What about todo.txt?
Another plaintext format for TODOs that has been going around for many years now is todo.txt. Here all information about a task including the project’s name is stored in the task’s line:
X Find out what TaskPaper is +"Write a blogpost about TaskPaper" @wohnung
This has the advantage that you can just parse a single line and you know everything there is about a task, including what project it is associated with. The downside is that you have tons of info-duplication which becomes annoying when you have projects with lots of tasks and just want to fix a typo in the project’s name. When I was using this system this aspect of it led me to favor short project names that left out sometimes crucial information.
TaskPaper is better here simply because you don’t have to duplicate project names. This makes those files more readable even when you don’t have any kind of tooling support. On the other hand, todo.txt allows you to associate tasks with multiple projects. I haven’t had a use-case for that so far, though. I also like the idea what tags can be parametrized so that things like priorities are not special cases:
# In TaskPaper
project:
- some task @priority(1)
# In todo.txt
(A) some task +project
TaskPaper in OmniFocus
OmniFocus starting with version 2.7 on macOS and 2.14 on iOS supports exporting single tasks or projects in a TaskPaper compatible format.

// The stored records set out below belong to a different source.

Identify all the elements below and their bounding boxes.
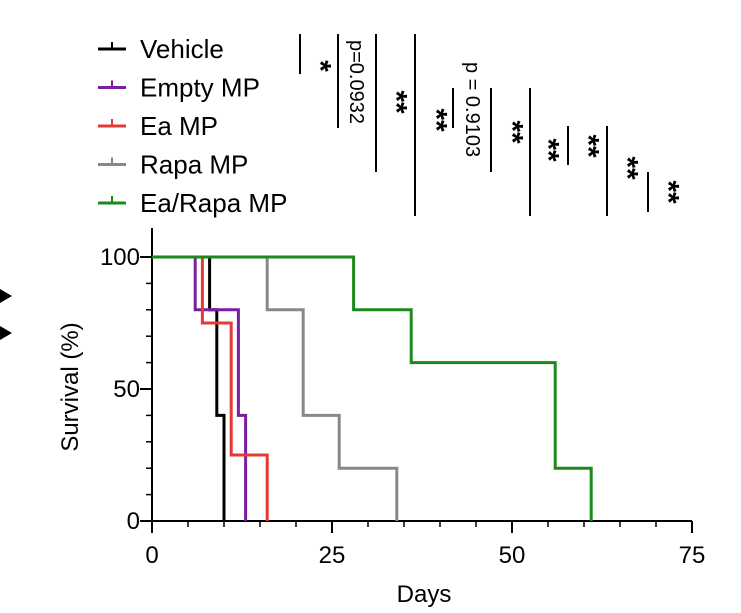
series-line-4: [152, 255, 593, 521]
legend-label: Vehicle: [140, 34, 224, 64]
significance-stars: **: [532, 138, 565, 162]
significance-stars: *: [304, 60, 337, 72]
y-tick-label: 50: [113, 376, 140, 403]
significance-p-value: p=0.0932: [345, 40, 367, 124]
significance-p-value: p = 0.9103: [461, 62, 483, 157]
axes: 0 25 50 75 0 50 100: [100, 228, 705, 569]
series-line-3: [152, 255, 399, 521]
y-axis-title: Survival (%): [57, 322, 84, 451]
legend-label: Empty MP: [140, 73, 260, 103]
significance-brackets: * p=0.0932 **** p = 0.9103 **** ******: [299, 34, 685, 216]
series-line-0: [152, 255, 226, 521]
series-lines: [152, 255, 593, 521]
significance-stars: **: [572, 134, 605, 158]
y-tick-label: 0: [127, 508, 140, 535]
significance-stars: **: [380, 90, 413, 114]
x-tick-label: 50: [499, 542, 526, 569]
x-tick-label: 75: [679, 542, 706, 569]
arrow-marker-icon: [0, 289, 12, 303]
x-tick-label: 0: [145, 542, 158, 569]
significance-stars: **: [420, 108, 453, 132]
x-tick-label: 25: [319, 542, 346, 569]
significance-stars: **: [611, 156, 644, 180]
x-axis-title: Days: [397, 581, 452, 608]
significance-stars: **: [652, 180, 685, 204]
arrow-markers: [0, 289, 12, 340]
y-tick-label: 100: [100, 244, 140, 271]
arrow-marker-icon: [0, 326, 12, 340]
legend-label: Rapa MP: [140, 150, 248, 180]
legend-label: Ea MP: [140, 111, 218, 141]
legend-label: Ea/Rapa MP: [140, 188, 287, 218]
legend: Vehicle Empty MP Ea MP Rapa MP Ea/Rapa MP: [98, 34, 287, 218]
significance-stars: **: [496, 120, 529, 144]
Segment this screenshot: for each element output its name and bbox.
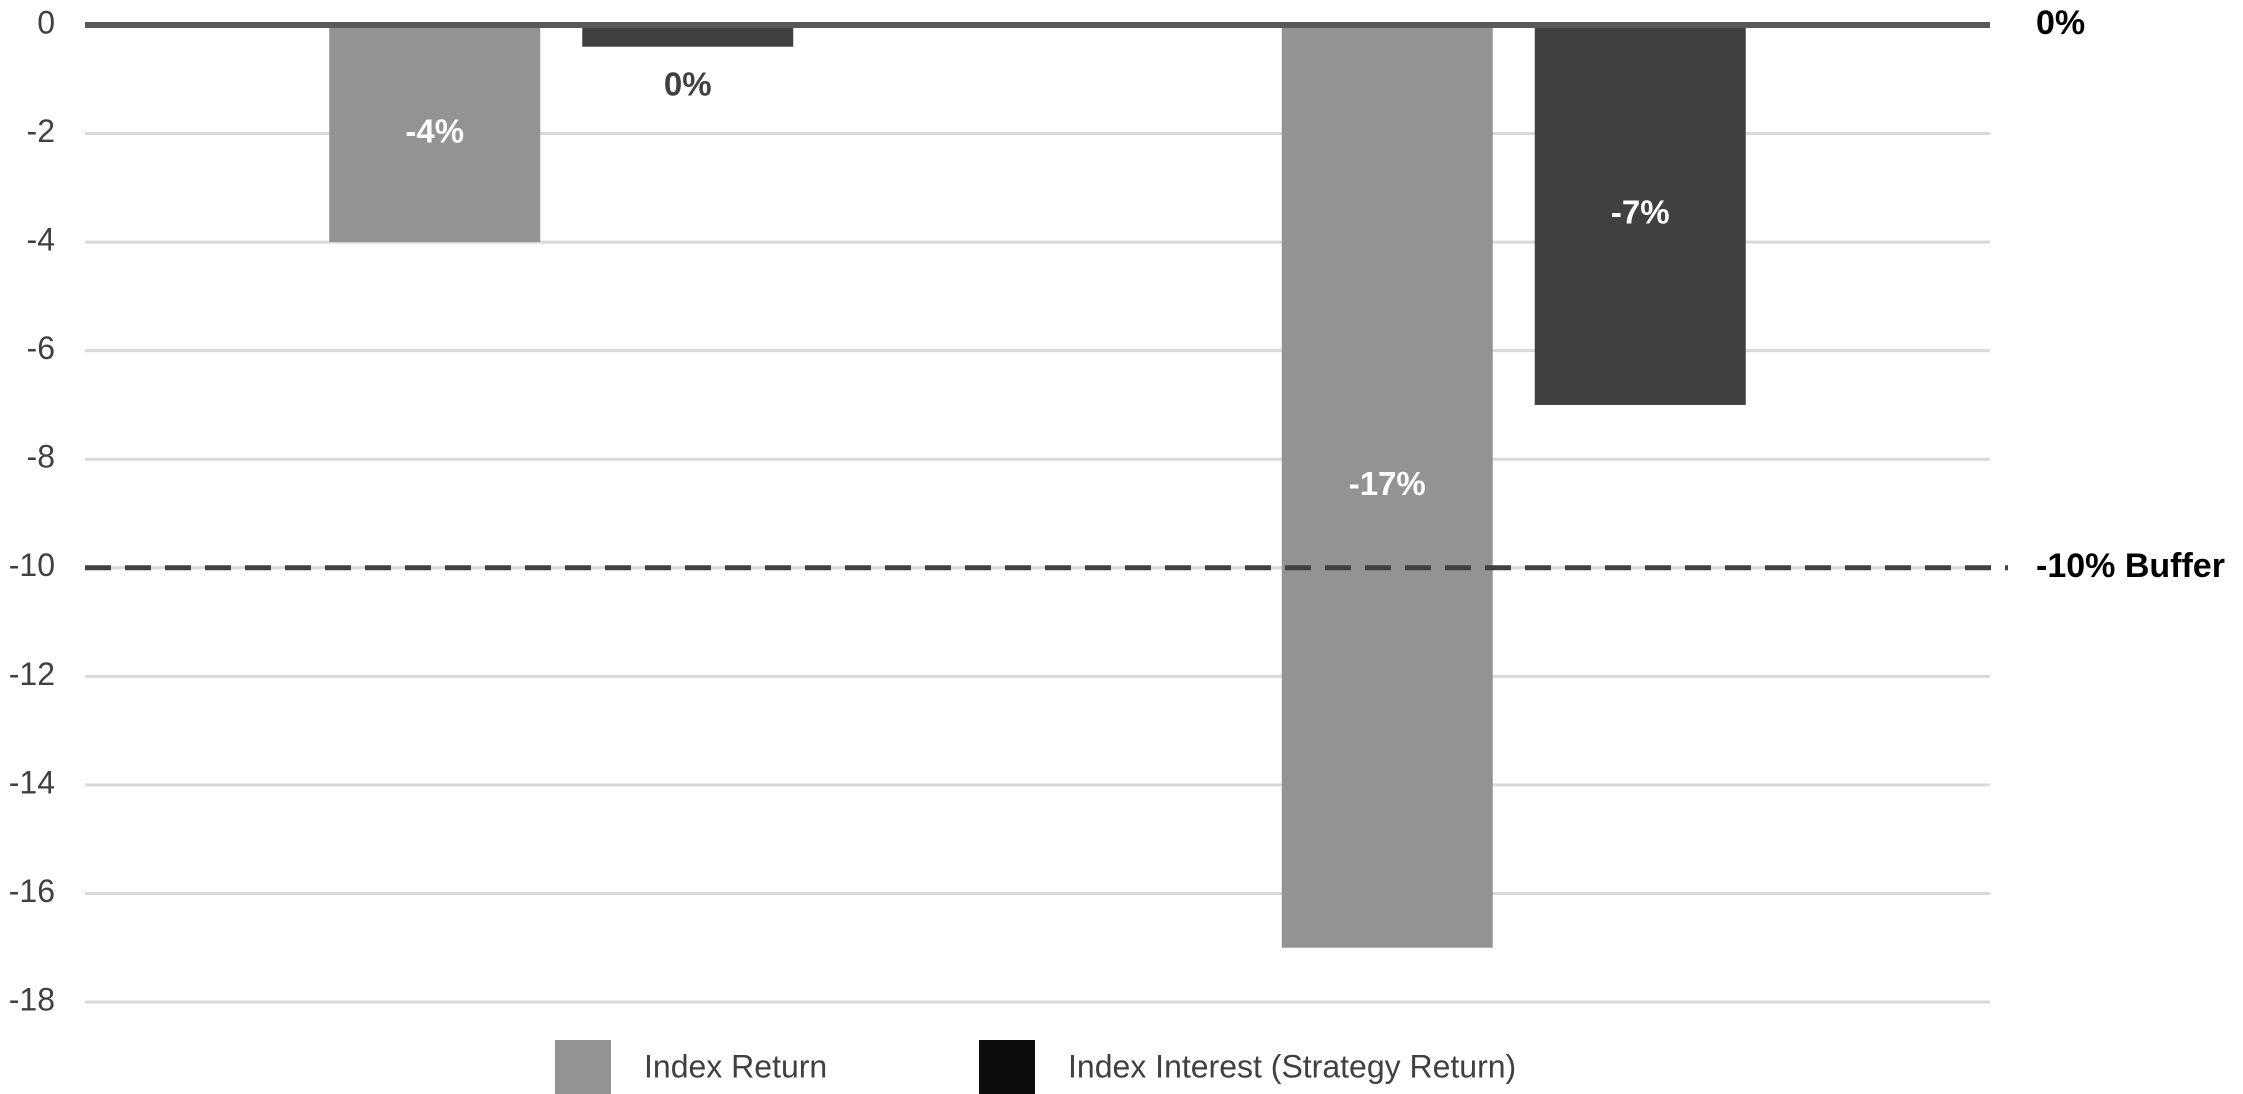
y-tick-label: -18	[9, 981, 55, 1017]
data-label: -4%	[405, 112, 464, 149]
y-tick-label: -6	[27, 330, 55, 366]
bar	[1534, 25, 1746, 405]
bar	[582, 25, 794, 47]
bar	[329, 25, 541, 243]
legend-swatch	[555, 1040, 611, 1094]
data-label: -7%	[1611, 194, 1670, 231]
y-tick-label: -12	[9, 656, 55, 692]
data-label: -17%	[1349, 465, 1426, 502]
data-label: 0%	[664, 65, 712, 102]
y-tick-label: -10	[9, 547, 55, 583]
y-tick-label: -8	[27, 439, 55, 475]
legend-label: Index Return	[644, 1048, 827, 1084]
legend-swatch	[979, 1040, 1035, 1094]
y-tick-label: -14	[9, 764, 55, 800]
y-tick-label: -4	[27, 222, 55, 258]
y-tick-label: -16	[9, 873, 55, 909]
legend-label: Index Interest (Strategy Return)	[1068, 1048, 1516, 1084]
reference-label: 0%	[2036, 4, 2085, 42]
y-tick-label: 0	[37, 4, 55, 40]
y-tick-label: -2	[27, 113, 55, 149]
bar	[1281, 25, 1493, 948]
reference-label: -10% Buffer	[2036, 547, 2225, 585]
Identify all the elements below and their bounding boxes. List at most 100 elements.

All you have to do is to right-click whatever item you want to export and select “Copy as TaskPaper” to get a TaskPaper-formatted version of that item in your clipboard.
Going with the example from above, OmniFocus would export it like this:
- Write a blogpost about Taskpaper @parallel(false) @autodone(false)
- Find out what TaskPaper is @parallel(false) @autodone(false) @context(Wohnung) @tags(Wohnung) @due(2019-11-14 22:00)
- Find out whatβs different to something like todo.txt @parallel(false) @autodone(false) @context(Wohnung) @tags(Wohnung)
- Find out how the format is integrated in OmniFocus @parallel(false) @autodone(false) @context(Wohnung) @tags(Wohnung)
OmniFocus, for some reason, exports the project not as project but as a nested tasklist. A bit unexpected but that shouldn’t be a big issue when integrating it into your workflow.
Importing works in a similar way: Just put a TaskPaper-formatted list into your clipboard and click CMD+V inside OmniFocus. The new projects and tasks should appear in your inbox.